For the first four or five weeks Aquillo and I were pulling $300-$400. Towards the end of summer it was between $10 and $100, but then a funny thing happened. The college kids returned and in two weekends bought back almost everything that was left (plus the things we had found during the summer) and gave us both close to $500. You see? Recycling can be profitable. 

I know another guy who used to buy rejected textbooks from schools in Texas and sell them to other school districts that were still using them. That gave him enough dough to support his family. But then, 
one day he was driving his pickup past an oil refinery and saw stacks of tools and equipment being carried out by the workers. Having an eye for value, he stopped and asked if they were throwing the stuff away. They said yes and when he asked if he could take it they said yes again. So, he loaded everything up in his truck and took it to a drilling supplier in Houston where he sold all of it for close to $90,000. True story. 

What was happening is that the big corporations work just like the government does. They operate on a concept called a fiscal year. All budgets run for one fiscal year (usually October to October.) At the end of the fiscal year, the Chief Financial Officer and his accountants figure out where they can slash budgets so they can put money elsewhere. 

So, if individual departments have not maxed out their budgets, their budget gets smaller. To prevent this, departments will review their own budgets before the end of the fiscal year and figure out how to spend all the money they saved over the course of the year (and usually a little more.) A good for instance would be throwing away $90,000 worth of perfectly good tools. 

Another ‘recycling’ tale worth the telling is the story of my friend Sam. Sam is a rug dealer from Chechnya who moved to America about forty years ago. He moved into a cheap tenement apartment in Los Angeles and got a labor job.

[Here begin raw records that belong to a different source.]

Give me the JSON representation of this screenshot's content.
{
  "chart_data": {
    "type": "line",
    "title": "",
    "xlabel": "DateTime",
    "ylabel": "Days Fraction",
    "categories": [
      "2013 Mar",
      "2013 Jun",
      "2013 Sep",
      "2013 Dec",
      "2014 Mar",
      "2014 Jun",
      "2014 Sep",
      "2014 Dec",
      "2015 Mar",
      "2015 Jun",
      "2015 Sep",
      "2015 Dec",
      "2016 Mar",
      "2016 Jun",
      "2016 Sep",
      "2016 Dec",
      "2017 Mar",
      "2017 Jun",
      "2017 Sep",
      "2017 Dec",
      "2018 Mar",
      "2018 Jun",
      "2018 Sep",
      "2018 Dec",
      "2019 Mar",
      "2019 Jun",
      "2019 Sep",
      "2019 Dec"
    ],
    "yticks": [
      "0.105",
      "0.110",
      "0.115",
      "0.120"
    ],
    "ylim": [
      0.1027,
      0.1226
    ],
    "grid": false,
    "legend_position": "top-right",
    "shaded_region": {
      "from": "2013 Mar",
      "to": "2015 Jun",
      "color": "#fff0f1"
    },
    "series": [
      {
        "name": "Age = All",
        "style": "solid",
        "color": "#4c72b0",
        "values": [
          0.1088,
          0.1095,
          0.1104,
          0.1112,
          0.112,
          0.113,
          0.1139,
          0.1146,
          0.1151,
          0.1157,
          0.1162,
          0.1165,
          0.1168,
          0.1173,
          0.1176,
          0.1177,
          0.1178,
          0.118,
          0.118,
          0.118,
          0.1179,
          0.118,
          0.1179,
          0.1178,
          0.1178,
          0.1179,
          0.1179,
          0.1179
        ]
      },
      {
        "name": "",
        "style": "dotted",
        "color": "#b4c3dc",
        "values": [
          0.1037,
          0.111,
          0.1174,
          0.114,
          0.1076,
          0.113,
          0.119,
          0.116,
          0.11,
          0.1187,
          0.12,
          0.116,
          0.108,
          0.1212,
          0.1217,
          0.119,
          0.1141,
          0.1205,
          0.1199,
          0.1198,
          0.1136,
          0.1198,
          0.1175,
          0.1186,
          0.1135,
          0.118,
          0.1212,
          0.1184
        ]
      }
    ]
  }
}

The building he was living in was condemned not long after he moved in but because so many poor people were living there the city allowed that those there could stay for a period of five years but no new tenants would be accepted. This left a lot of apartments empty over time. 

Sam had noticed that people in America threw out all kinds of useful things and began picking stuff up on the way home from work each morning. Soon his apartment was full and he asked the manager if he 
could store things in some of the empty ones. The manager didn’t seem to mind and so over the next few years Sam filled up most of the empty apartments with just about everything you can imagine. 

At the end of the five years, the city took action to evict the last 15 residents, giving them one month to leave. Sam ran his own publicity campaign with the newspapers and television stations saying that he 
and the rest of the evicted had lived there for years and had no place to put all of their ‘valuable antiques’ and ‘ancient family heirlooms.’ He further complained about a city ordinance that forbids garage sales on the street in front of the building. He really worked the angle of evicted senior citizens and immigrants. 

After lots of pressure from the public who read of the problem in their newspapers and saw stories about it on their local news, the city granted a special permit allowing the citizens of the building to 
have a special garage sale to sell off their valuables. 

Sam tells me that for two days he and the other residents nearly continuously carried his accumulated trash downstairs and for ridiculously high prices sold it to the predators that were hoping to prey on the misfortune of these poor people. 

It was a three-day permit and at the end of the second day Sam had nearly $200,000 in cash. He got spooked and left the rest of everything to the other residents. 

He flew to the Caucus Mountains and bought a huge inventory of beautiful rugs and then returned to America where hebought a small ranch and an RV with his legitimate profits. He still sells the rugs and he still picks through the garbage despite being a millionaire.